According to ancient Greeks (that is, Greeks who have long been dead, not Greeks who look like they should have long been dead), alyssum is a place in heaven reserved for average, everyday, undistinguished and virtually indistinguishable people. Alyssum contrasts with Elysium or the Elysium fields, which, again according to ancient Greeks, is a spot in heaven reserved for heroes and people who had an in with one or more of the Gods (in heaven, it’s all about who you know). Because alyssum is for the ordinary man (and presumably the ordinary woman as well, but the literature is silent on that point) its name is always lower-cased to denote its lower place in the heaven hierarchy, whereas Elysium, which is reserved for heroes and god-groupies, is always capitalized.

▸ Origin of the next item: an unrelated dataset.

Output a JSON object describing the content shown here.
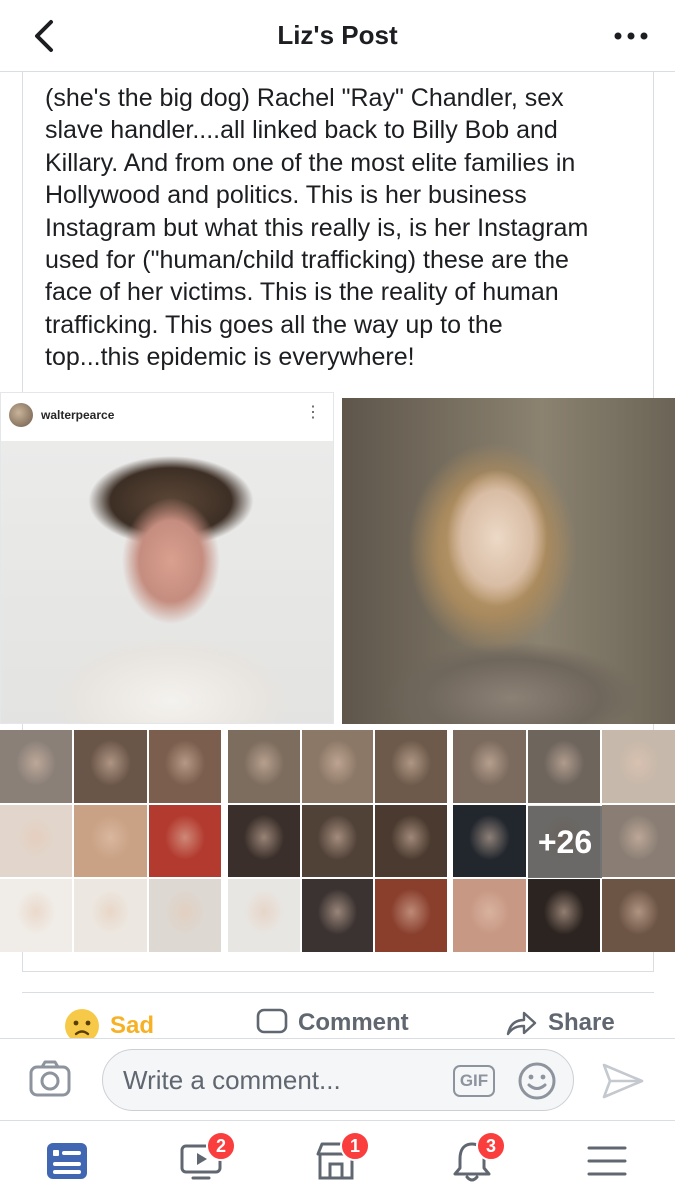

In truth, the structure of alyssum is not all that much different from Elysium, but there are some significant differences in the personal experiences one has in each. The food is way better in Elysium. There is also almost unlimited free booze in Elysium, whereas if you’re in alyssum for the long haul you might, at most, get a glass or two of free wine or bear, but for short stays you have to pay for your alcohol.

You also get a lot more personal space in Elysium.

In addition, in alyssum you have to spend your time sitting in a chair that reclines only slightly—and in some locations in alyssum the chairs don’t recline at all. In contrast, for long-haul stays in Elysium you get a chair that, at a push of a button, unfolds into a lie-flat bed.

If you’ve got to die anyway—and you do—you should definitely try to butter up one of the gods and get yourself upgraded from alyssum to Elysium. Unfortunately, the cost is far out of the reach of most people unless the gods see fit to award them free upgrades, and the gods have been cutting way down on that lately.